Agent Ali Soufan, an al Qaeda expert and star witness for the prosecution, said Tuesday the Guantanamo Bay Navy base is the only place in the world where he has not informed suspects of a right against self-incrimination.
"The way it was explained to us is Guantanamo Bay is an intelligence collection point," he said.
Defense lawyers asked the judge in Salim Hamdan's trial to throw out all the Guantanamo interrogations, arguing that intelligence-gathering sessions should not be used against him in court. But Judge Keith Allred, a Navy captain, ruled Monday that constitutional protections against self-incrimination do not apply to the man declared an "enemy combatant."
Hamdan, a former driver for Osama bin Laden, is charged with conspiracy and aiding terrorism. His lawyers have cast him as a low-level employee of the terrorist leader without any role in al Qaeda.
Other agents from the FBI and the Naval Criminal Investigative Service who interrogated Hamdan said at pretrial hearings last week that they were instructed not to advise Guantanamo detainees of rights, but Soufan is the first to provide a reason.
Soufan said the Guantanamo policy was an exception to a practice he followed even in Hamdan's native Yemen, where he interviewed suspects in the investigation into the 2000 bombing of the USS Cole.

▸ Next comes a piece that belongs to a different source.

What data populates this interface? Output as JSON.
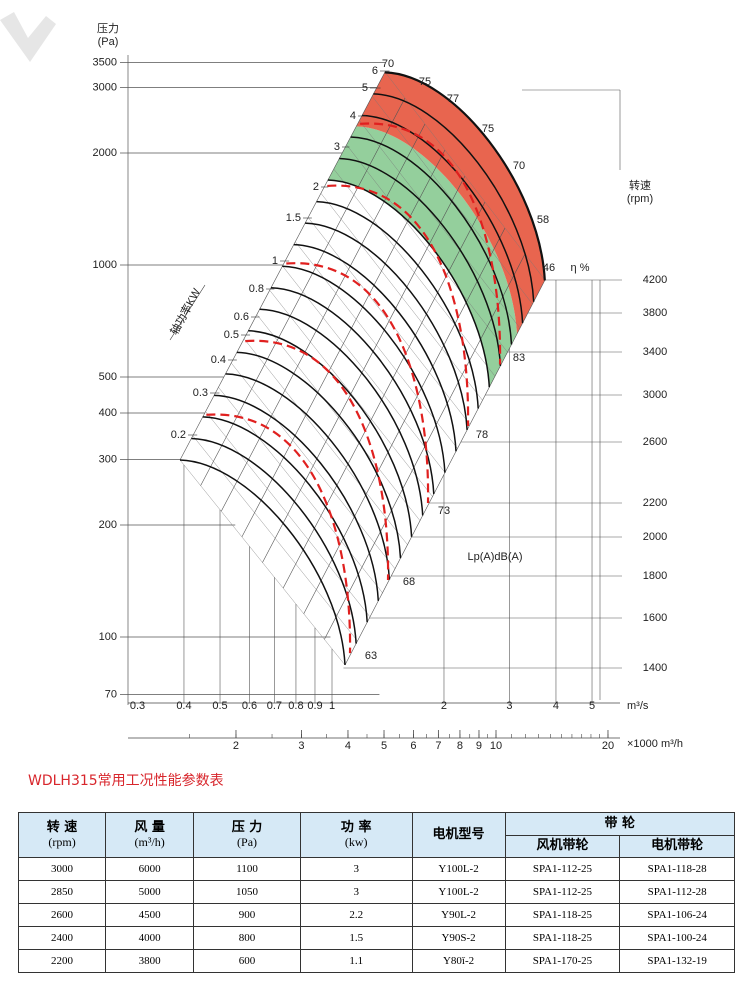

He is expected to testify Wednesday about two interrogations of Hamdan in 2002. A judge's ruling is pending on whether to admit a third interrogation he conducted in May 2003, as defense lawyers review hundreds of pages of newly released prison records for evidence of coercion.

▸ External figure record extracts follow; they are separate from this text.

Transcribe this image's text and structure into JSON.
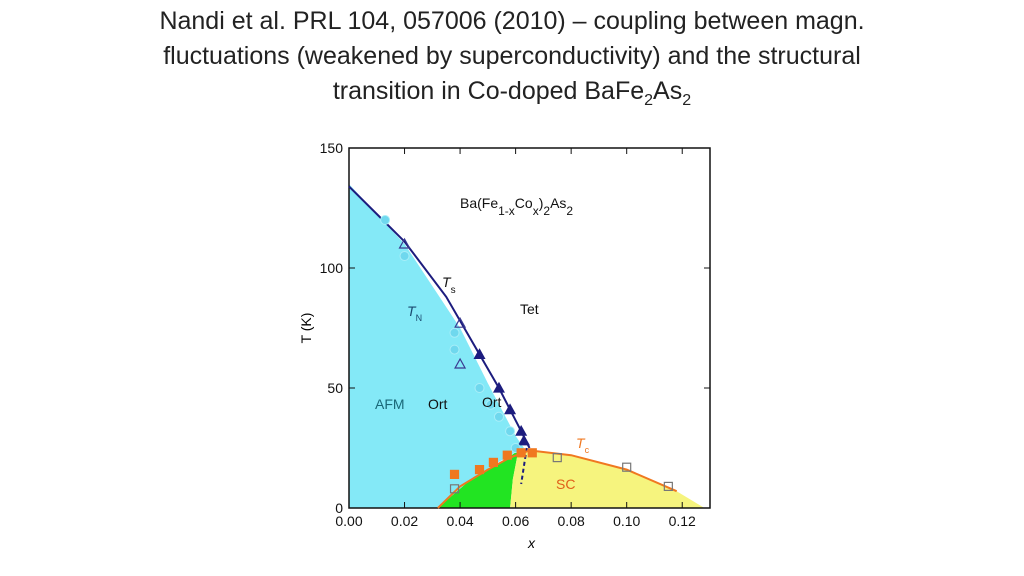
{
  "chart_data": {
    "type": "phase-diagram",
    "title": [
      [
        "Nandi et al. PRL 104, 057006 (2010) – coupling between magn."
      ],
      [
        "fluctuations (weakened by superconductivity) and the structural"
      ],
      [
        "transition in Co-doped BaFe",
        "2",
        "As",
        "2"
      ]
    ],
    "xlabel": "x",
    "ylabel": "T (K)",
    "xlim": [
      0,
      0.13
    ],
    "ylim": [
      0,
      150
    ],
    "xticks": [
      {
        "value": 0,
        "label": "0.00"
      },
      {
        "value": 0.02,
        "label": "0.02"
      },
      {
        "value": 0.04,
        "label": "0.04"
      },
      {
        "value": 0.06,
        "label": "0.06"
      },
      {
        "value": 0.08,
        "label": "0.08"
      },
      {
        "value": 0.1,
        "label": "0.10"
      },
      {
        "value": 0.12,
        "label": "0.12"
      }
    ],
    "yticks": [
      0,
      50,
      100,
      150
    ],
    "regions": [
      {
        "color": "#84e9f7",
        "x": [
          0,
          0,
          0.02,
          0.04,
          0.05,
          0.06,
          0.063,
          0.061,
          0.045,
          0.032
        ],
        "y": [
          0,
          135,
          110,
          75,
          52,
          30,
          25,
          24,
          13,
          0
        ]
      },
      {
        "color": "#22e422",
        "x": [
          0.032,
          0.045,
          0.056,
          0.061,
          0.059,
          0.058
        ],
        "y": [
          0,
          13,
          20,
          24,
          12,
          0
        ]
      },
      {
        "color": "#f6f47e",
        "x": [
          0.058,
          0.059,
          0.061,
          0.065,
          0.08,
          0.1,
          0.118,
          0.128
        ],
        "y": [
          0,
          12,
          24,
          24,
          22,
          16,
          7,
          0
        ]
      }
    ],
    "series": [
      {
        "mode": "line",
        "color": "#1c1c7e",
        "x": [
          0,
          0.02,
          0.035,
          0.047,
          0.054,
          0.062,
          0.065
        ],
        "values": [
          134,
          111,
          88,
          64,
          50,
          32,
          25
        ]
      },
      {
        "mode": "dashed",
        "color": "#1c1c7e",
        "x": [
          0.064,
          0.062
        ],
        "values": [
          25,
          10
        ]
      },
      {
        "mode": "line",
        "color": "#f07820",
        "x": [
          0.032,
          0.04,
          0.05,
          0.058,
          0.065,
          0.08,
          0.1,
          0.118
        ],
        "values": [
          0,
          9,
          16,
          21,
          24,
          22,
          16,
          7
        ]
      },
      {
        "mode": "triangle",
        "filled": true,
        "color": "#1c1c7e",
        "x": [
          0.047,
          0.054,
          0.058,
          0.062,
          0.063
        ],
        "values": [
          64,
          50,
          41,
          32,
          28
        ]
      },
      {
        "mode": "triangle",
        "filled": false,
        "color": "#3a3a90",
        "x": [
          0.02,
          0.04,
          0.04
        ],
        "values": [
          110,
          77,
          60
        ]
      },
      {
        "mode": "circle",
        "filled": true,
        "color": "#6fd8ee",
        "x": [
          0.013,
          0.02,
          0.038,
          0.038,
          0.047,
          0.051,
          0.054,
          0.058,
          0.06
        ],
        "values": [
          120,
          105,
          73,
          66,
          50,
          43,
          38,
          32,
          25
        ]
      },
      {
        "mode": "square",
        "filled": true,
        "color": "#f07820",
        "x": [
          0.038,
          0.047,
          0.052,
          0.057,
          0.062,
          0.066
        ],
        "values": [
          14,
          16,
          19,
          22,
          23,
          23
        ]
      },
      {
        "mode": "square",
        "filled": false,
        "color": "#777777",
        "x": [
          0.038,
          0.075,
          0.1,
          0.115
        ],
        "values": [
          8,
          21,
          17,
          9
        ]
      }
    ],
    "annotations": [
      [
        "Ba(Fe",
        "1-x",
        "Co",
        "x",
        ")",
        "2",
        "As",
        "2"
      ],
      [
        "T",
        "s"
      ],
      [
        "T",
        "N"
      ],
      [
        "Tet"
      ],
      [
        "AFM"
      ],
      [
        "Ort"
      ],
      [
        "Ort"
      ],
      [
        "T",
        "c"
      ],
      [
        "SC"
      ]
    ],
    "annotation_colors": [
      "#111111",
      "#111111",
      "#1a4a70",
      "#111111",
      "#1a6878",
      "#111111",
      "#111111",
      "#f07820",
      "#e0601a"
    ]
  }
}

The judge suppressed other statements by Hamdan in Afghanistan because he made them under "highly coercive" conditions including isolation and beatings.

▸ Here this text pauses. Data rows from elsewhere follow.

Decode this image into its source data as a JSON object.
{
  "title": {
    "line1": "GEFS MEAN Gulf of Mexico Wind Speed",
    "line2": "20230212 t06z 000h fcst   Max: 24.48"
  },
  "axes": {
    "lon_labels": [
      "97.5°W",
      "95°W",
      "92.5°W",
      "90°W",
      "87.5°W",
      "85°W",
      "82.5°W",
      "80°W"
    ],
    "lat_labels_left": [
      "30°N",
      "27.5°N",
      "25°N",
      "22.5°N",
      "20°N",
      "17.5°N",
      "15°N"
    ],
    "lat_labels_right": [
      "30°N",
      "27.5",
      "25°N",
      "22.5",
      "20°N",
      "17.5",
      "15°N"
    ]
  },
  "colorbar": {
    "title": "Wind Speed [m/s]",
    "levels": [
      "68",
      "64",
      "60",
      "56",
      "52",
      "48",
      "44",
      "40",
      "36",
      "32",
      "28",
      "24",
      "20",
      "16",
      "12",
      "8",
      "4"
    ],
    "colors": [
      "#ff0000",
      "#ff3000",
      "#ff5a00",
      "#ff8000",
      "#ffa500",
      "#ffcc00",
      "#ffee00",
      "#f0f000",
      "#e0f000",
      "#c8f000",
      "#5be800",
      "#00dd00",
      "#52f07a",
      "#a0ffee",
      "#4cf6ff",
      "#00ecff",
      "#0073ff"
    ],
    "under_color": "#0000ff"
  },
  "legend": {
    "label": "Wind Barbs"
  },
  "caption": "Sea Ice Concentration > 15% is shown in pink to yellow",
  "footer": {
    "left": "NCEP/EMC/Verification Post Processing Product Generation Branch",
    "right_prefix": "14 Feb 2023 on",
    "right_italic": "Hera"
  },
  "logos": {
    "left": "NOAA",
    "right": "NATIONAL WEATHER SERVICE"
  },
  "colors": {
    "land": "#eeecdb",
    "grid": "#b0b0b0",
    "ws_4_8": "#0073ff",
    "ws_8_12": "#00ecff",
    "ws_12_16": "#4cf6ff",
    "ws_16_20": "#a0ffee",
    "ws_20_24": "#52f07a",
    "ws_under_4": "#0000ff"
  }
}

In opening arguments Tuesday, prosecutors said Hamdan helped bin Laden evade U.S. retribution after the Sept. 11 attacks and ferried weapons for the Taliban in Afghanistan.
"You will not see evidence from the government that the accused ever fired a shot," said prosecutor and Navy Lt. Cmdr. Timothy Stone. "But what you will see is testimony regarding the accused's role in al Qaeda, how he became a member of al Qaeda and how he helped, facilitated and provided material support for that organization."
Two U.S. military officers testified that two surface-to-air missiles were in the car Hamdan was driving when Afghan forces captured him at a roadblock in November 2001.
Hamdan faces a maximum life sentence if convicted. The trial is expected to take three to four weeks. The U.S. says it plans to prosecute about 80 prisoners at Guantanamo.